Texto de autoria de Guilherme Magalhães Martins e João Victor Rozatti Longhi
Nestes últimos dias, o tema da regulação do conteúdo na Internet envolvendo desinformação por meio de notícias falsas (popularmente chamada de Fake News) chamou atenção no capo jurídico.
Primeiro, porque o STF determinou uma série de buscas e apreensões para averiguação especialmente de financiamento de ataques pessoais a ministros e à própria Corte realizados por meio de "disparos" massificados de postagens em sites de redes sociais e aplicativos de mensagens1.
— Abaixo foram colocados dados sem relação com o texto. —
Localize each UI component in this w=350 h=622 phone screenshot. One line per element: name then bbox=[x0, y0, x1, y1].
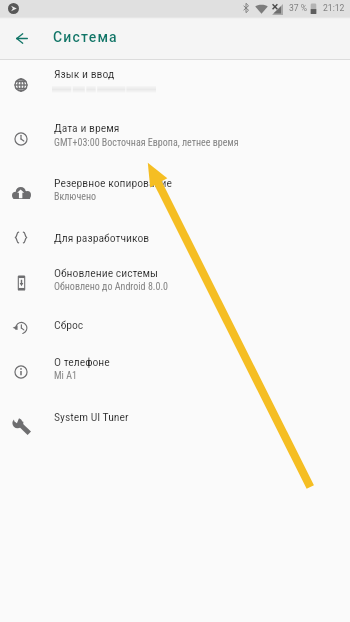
staticText: О телефоне bbox=[54, 355, 110, 369]
staticText: Сброс bbox=[54, 318, 84, 332]
button[interactable]: System UI Tuner bbox=[0, 392, 350, 443]
staticText: Язык и ввод bbox=[54, 67, 115, 81]
button[interactable]: Обновление системы bbox=[0, 258, 350, 302]
staticText: 37 % bbox=[289, 3, 308, 13]
staticText: Обновление системы bbox=[54, 266, 159, 280]
button[interactable]: Язык и ввод bbox=[0, 60, 350, 104]
button[interactable]: Дата и время bbox=[0, 104, 350, 158]
other: Запись экрана bbox=[8, 3, 19, 14]
button[interactable]: Для разработчиков bbox=[0, 213, 350, 258]
button[interactable]: Сброс bbox=[0, 301, 350, 346]
staticText: Mi A1 bbox=[54, 370, 77, 382]
staticText: Система bbox=[53, 29, 118, 45]
staticText: Обновлено до Android 8.0.0 bbox=[54, 281, 168, 293]
staticText: System UI Tuner bbox=[54, 410, 129, 424]
staticText: GMT+03:00 Восточная Европа, летнее время bbox=[54, 137, 239, 149]
button[interactable]: Назад bbox=[8, 24, 36, 52]
staticText: Резервное копирование bbox=[54, 176, 172, 190]
staticText: Для разработчиков bbox=[54, 231, 150, 245]
staticText: 21:12 bbox=[323, 3, 345, 13]
button[interactable]: О телефоне bbox=[0, 346, 350, 392]
staticText: Дата и время bbox=[54, 121, 120, 135]
button[interactable]: Резервное копирование bbox=[0, 158, 350, 213]
staticText: Включено bbox=[54, 191, 97, 203]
Segundo, porque, nos Estados Unidos, o Presidente Donald Trump assinou uma ordem Executiva (Executive Order) visando indicar a necessidade de alteração da Seção 230 do Communications Decency Act que, em linhas gerais, é a base para o sistema de responsabilização dos provedores de aplicação – dentre eles as redes sociais – e se baseia no chamado notice and takedown (notificação e retirada).
Em suma, a legislação norte-americana faz parte do núcleo duro das regras sobre Internet em que se baseiam legislações de outros países e as cláusulas dos contratos em massa com tais sites, determinando, em suma que o provedor somente seria responsável civilmente pela ilicitude do conteúdo se sabe desse caráter ilícito, em meio a ser facilitado pelo próprio fornecedor do serviço – geralmente os populares links "denuncie aqui".
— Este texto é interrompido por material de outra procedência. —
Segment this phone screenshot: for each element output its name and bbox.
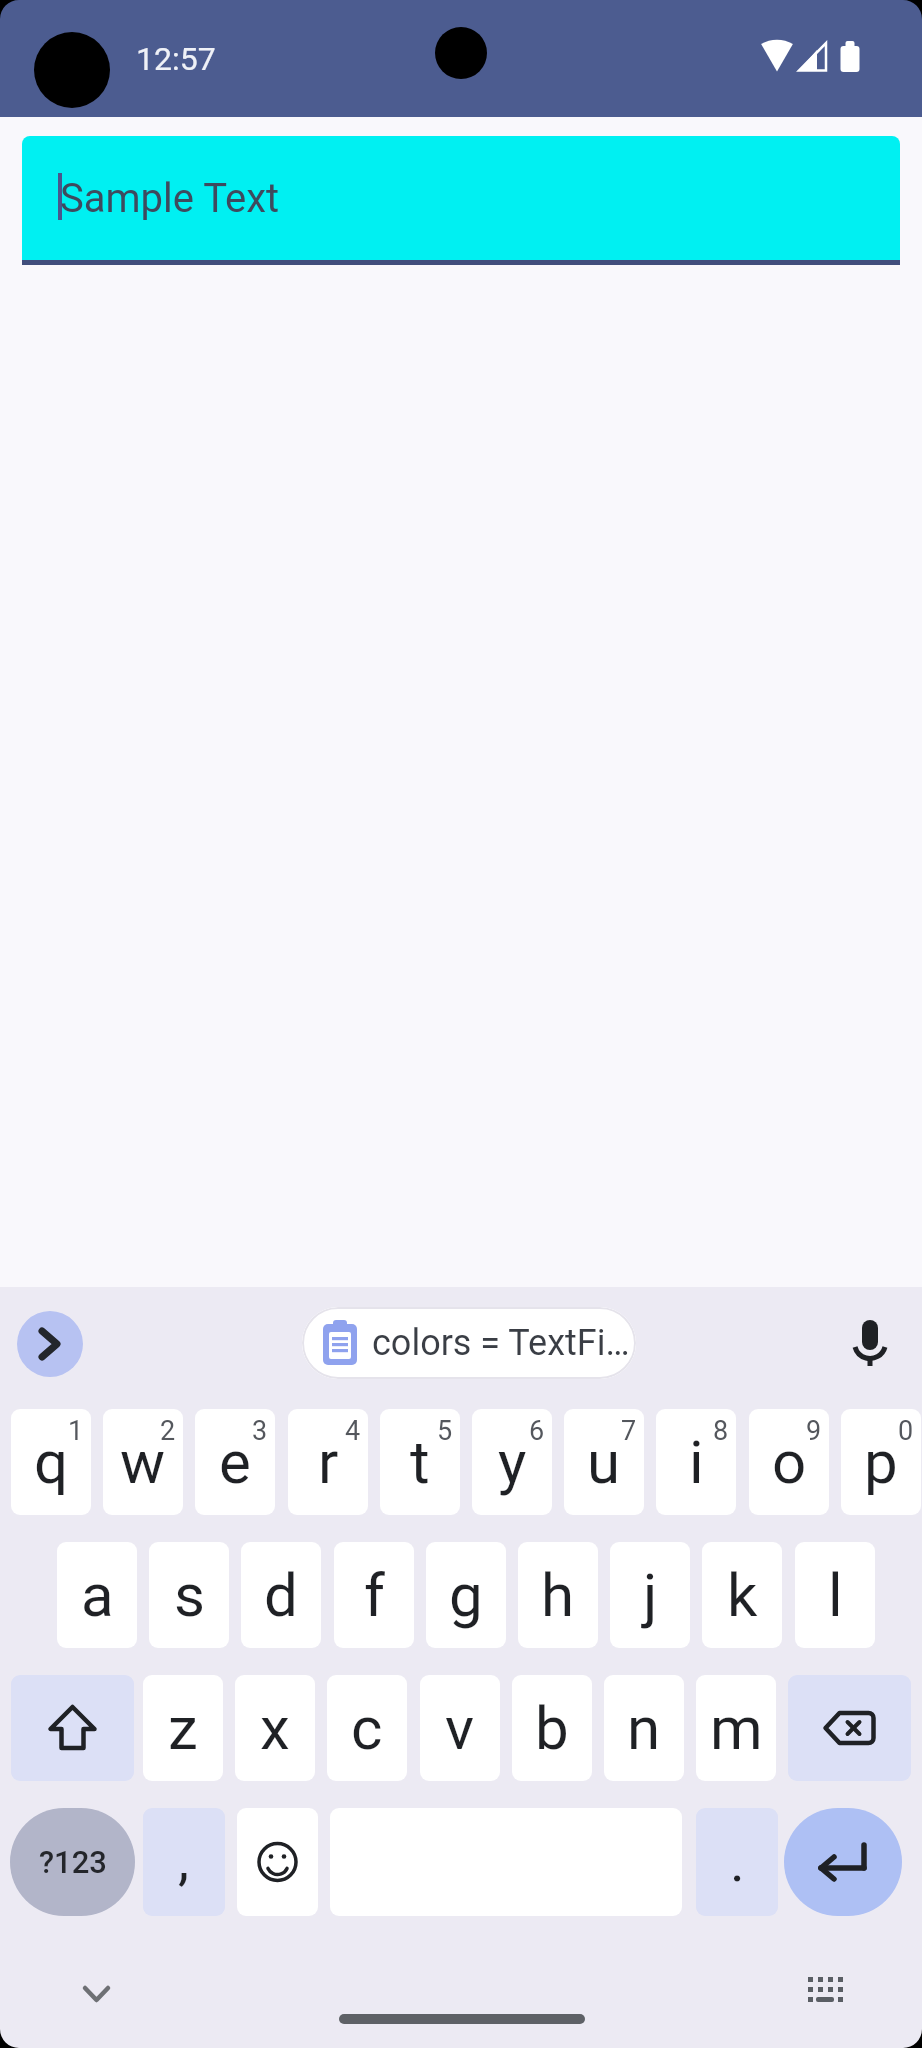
staticText: u <box>587 1427 621 1497</box>
staticText: q <box>34 1427 69 1497</box>
button[interactable]: i <box>656 1409 736 1515</box>
button[interactable]: ?123 <box>10 1808 135 1916</box>
staticText: x <box>260 1693 290 1763</box>
button[interactable]: j <box>610 1542 690 1648</box>
button[interactable] <box>788 1675 911 1781</box>
button[interactable]: l <box>795 1542 875 1648</box>
button[interactable]: z <box>143 1675 223 1781</box>
staticText: 4 <box>345 1415 361 1447</box>
staticText: g <box>449 1560 483 1630</box>
staticText: d <box>264 1560 298 1630</box>
button[interactable] <box>237 1808 318 1916</box>
staticText: n <box>627 1693 661 1763</box>
staticText: c <box>351 1693 383 1763</box>
staticText: 8 <box>713 1415 729 1447</box>
staticText: y <box>498 1427 527 1497</box>
button[interactable]: u <box>564 1409 644 1515</box>
staticText: colors = TextFi… <box>372 1322 630 1364</box>
button[interactable] <box>17 1311 83 1377</box>
staticText: f <box>364 1560 385 1630</box>
staticText: ?123 <box>39 1844 107 1880</box>
staticText: r <box>318 1427 339 1497</box>
staticText: t <box>410 1427 430 1497</box>
staticText: p <box>864 1427 898 1497</box>
button[interactable]: t <box>380 1409 460 1515</box>
button[interactable]: n <box>604 1675 684 1781</box>
button[interactable]: a <box>57 1542 137 1648</box>
button[interactable]: g <box>426 1542 506 1648</box>
button[interactable]: c <box>327 1675 407 1781</box>
staticText: a <box>81 1560 114 1630</box>
button[interactable]: f <box>334 1542 414 1648</box>
button[interactable]: b <box>512 1675 592 1781</box>
button[interactable]: p <box>841 1409 921 1515</box>
staticText: h <box>541 1560 575 1630</box>
button[interactable]: y <box>472 1409 552 1515</box>
staticText: 6 <box>529 1415 545 1447</box>
button[interactable]: x <box>235 1675 315 1781</box>
staticText: e <box>219 1427 251 1497</box>
staticText: w <box>120 1427 166 1497</box>
staticText: 5 <box>437 1415 453 1447</box>
button[interactable]: , <box>143 1808 225 1916</box>
staticText: 3 <box>252 1415 268 1447</box>
button[interactable] <box>68 1975 124 2015</box>
button[interactable]: w <box>103 1409 183 1515</box>
staticText: z <box>168 1693 198 1763</box>
staticText: s <box>174 1560 205 1630</box>
button[interactable] <box>784 1808 902 1916</box>
staticText: b <box>535 1693 569 1763</box>
button[interactable]: k <box>702 1542 782 1648</box>
staticText: 7 <box>621 1415 637 1447</box>
button[interactable]: v <box>420 1675 500 1781</box>
staticText: Sample Text <box>60 175 280 222</box>
staticText: 1 <box>68 1415 84 1447</box>
staticText: . <box>730 1829 745 1895</box>
staticText: k <box>727 1560 758 1630</box>
button[interactable] <box>339 2014 585 2024</box>
button[interactable] <box>800 1970 850 2014</box>
staticText: 0 <box>898 1415 914 1447</box>
staticText: m <box>710 1693 763 1763</box>
button[interactable]: colors = TextFi… <box>302 1307 636 1379</box>
button[interactable]: Sample Text <box>22 136 900 260</box>
button[interactable]: s <box>149 1542 229 1648</box>
button[interactable]: q <box>11 1409 91 1515</box>
staticText: , <box>178 1827 190 1893</box>
button[interactable]: r <box>288 1409 368 1515</box>
button[interactable]: . <box>696 1808 778 1916</box>
staticText: 12:57 <box>136 40 216 78</box>
staticText: v <box>445 1693 475 1763</box>
staticText: j <box>643 1560 658 1630</box>
staticText: 2 <box>160 1415 176 1447</box>
button[interactable]: d <box>241 1542 321 1648</box>
button[interactable] <box>11 1675 134 1781</box>
staticText: o <box>772 1427 807 1497</box>
button[interactable] <box>840 1312 900 1376</box>
staticText: 9 <box>806 1415 822 1447</box>
staticText: l <box>828 1560 843 1630</box>
staticText: i <box>689 1427 704 1497</box>
button[interactable]: o <box>749 1409 829 1515</box>
button[interactable]: h <box>518 1542 598 1648</box>
button[interactable]: m <box>696 1675 776 1781</box>
button[interactable]: e <box>195 1409 275 1515</box>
O ideal é promover mecanismos arquitetônicos e normativos da Internet que promovam uma balanceamento entre a liberdade de expressão e de manifestação e o interesse de terceiros, encontrando-se o caminho do meio.
A decisão do mandatário estadunidense ocorre após a rede social, baseada em suas próprias regras de conteúdo, inserir um link dizendo "informe-se melhor" em resposta a uma postagem do presidente insinuando que a votação pelo correio, permitida nos EUA, facilitaria fraudes eleitorais2.
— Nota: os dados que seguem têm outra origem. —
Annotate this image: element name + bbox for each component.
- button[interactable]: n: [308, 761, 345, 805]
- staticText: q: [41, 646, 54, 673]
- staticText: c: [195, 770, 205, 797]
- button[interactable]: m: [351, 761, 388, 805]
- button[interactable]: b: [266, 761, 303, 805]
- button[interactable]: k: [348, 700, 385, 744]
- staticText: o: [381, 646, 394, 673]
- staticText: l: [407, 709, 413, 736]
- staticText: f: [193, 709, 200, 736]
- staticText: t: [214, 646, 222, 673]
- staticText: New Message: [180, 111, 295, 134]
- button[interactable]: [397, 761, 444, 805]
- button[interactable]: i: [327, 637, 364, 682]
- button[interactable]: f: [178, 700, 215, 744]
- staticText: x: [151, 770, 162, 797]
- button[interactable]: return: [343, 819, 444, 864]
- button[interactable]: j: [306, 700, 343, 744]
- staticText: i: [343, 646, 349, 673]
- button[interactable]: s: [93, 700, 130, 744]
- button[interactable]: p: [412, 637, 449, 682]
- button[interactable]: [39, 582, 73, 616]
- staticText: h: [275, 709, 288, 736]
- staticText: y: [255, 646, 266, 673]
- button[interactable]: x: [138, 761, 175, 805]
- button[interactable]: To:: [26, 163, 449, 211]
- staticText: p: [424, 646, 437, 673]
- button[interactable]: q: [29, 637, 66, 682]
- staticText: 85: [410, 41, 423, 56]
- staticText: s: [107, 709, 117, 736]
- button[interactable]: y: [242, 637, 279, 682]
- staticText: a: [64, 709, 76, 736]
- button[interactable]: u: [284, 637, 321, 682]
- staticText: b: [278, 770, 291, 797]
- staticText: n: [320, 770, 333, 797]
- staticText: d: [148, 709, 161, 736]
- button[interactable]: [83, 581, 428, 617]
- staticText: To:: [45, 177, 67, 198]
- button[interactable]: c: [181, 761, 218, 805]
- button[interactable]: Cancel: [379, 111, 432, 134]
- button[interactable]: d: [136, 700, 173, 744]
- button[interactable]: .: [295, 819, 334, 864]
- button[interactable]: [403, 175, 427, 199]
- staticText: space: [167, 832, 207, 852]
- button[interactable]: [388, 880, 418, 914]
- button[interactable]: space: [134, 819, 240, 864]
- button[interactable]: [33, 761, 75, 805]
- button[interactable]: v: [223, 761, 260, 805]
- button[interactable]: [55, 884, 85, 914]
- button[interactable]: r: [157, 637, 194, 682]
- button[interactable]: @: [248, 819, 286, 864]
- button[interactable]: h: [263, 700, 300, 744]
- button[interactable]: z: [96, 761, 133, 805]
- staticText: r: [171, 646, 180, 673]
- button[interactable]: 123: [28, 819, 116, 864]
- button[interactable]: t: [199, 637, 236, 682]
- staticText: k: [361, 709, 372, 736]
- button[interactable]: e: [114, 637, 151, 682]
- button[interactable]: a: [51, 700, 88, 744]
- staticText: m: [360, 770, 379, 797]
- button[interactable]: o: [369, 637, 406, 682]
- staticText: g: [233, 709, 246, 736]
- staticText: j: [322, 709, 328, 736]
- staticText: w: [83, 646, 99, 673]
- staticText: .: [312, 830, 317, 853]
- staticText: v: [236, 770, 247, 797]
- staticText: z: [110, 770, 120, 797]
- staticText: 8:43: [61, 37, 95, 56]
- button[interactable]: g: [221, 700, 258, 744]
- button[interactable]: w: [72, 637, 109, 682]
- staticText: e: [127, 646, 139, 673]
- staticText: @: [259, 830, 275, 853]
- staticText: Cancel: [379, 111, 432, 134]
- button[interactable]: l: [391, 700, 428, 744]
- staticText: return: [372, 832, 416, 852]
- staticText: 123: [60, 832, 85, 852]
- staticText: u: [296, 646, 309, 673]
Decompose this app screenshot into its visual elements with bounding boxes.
Em terceiro lugar, pela notícia de votação em caráter de urgência pelo Senado Federal brasileiro do PL 2630, de 2020, de autoria do senador Alessandro Vieira (CIDADANIA/SE), que institui a "Lei Brasileira de Liberdade, Responsabilidade e Transparência na Internet", igualmente denominada "Lei das Fake News"3.
Cada um dos fatos jurídico-políticos narrados leva a uma série de controvérsias institucionais que ganham corpo na esfera pública. São válidas as provas colhidas pelo Supremo Tribunal Federal em inquérito instaurado pela própria corte em decisão monocrática do Exmo. Min. Alexandre de Moraes? Uma ordem executiva do presidente norte-americano é capaz de alterar a legislação e toda uma gama de precedentes judiciais que reforçam a chamada "imunidade" do provedor por conteúdo inserido por terceiros?
Mas a pergunta de fundo sobre a qual se pretende debater aqui, especialmente ante à iniciativa do Senado Federal brasileiro, é se uma legislação procurando coibir a desinformação não seria uma indevida intervenção na liberdade de expressão: é ou não é censura nas redes sociais?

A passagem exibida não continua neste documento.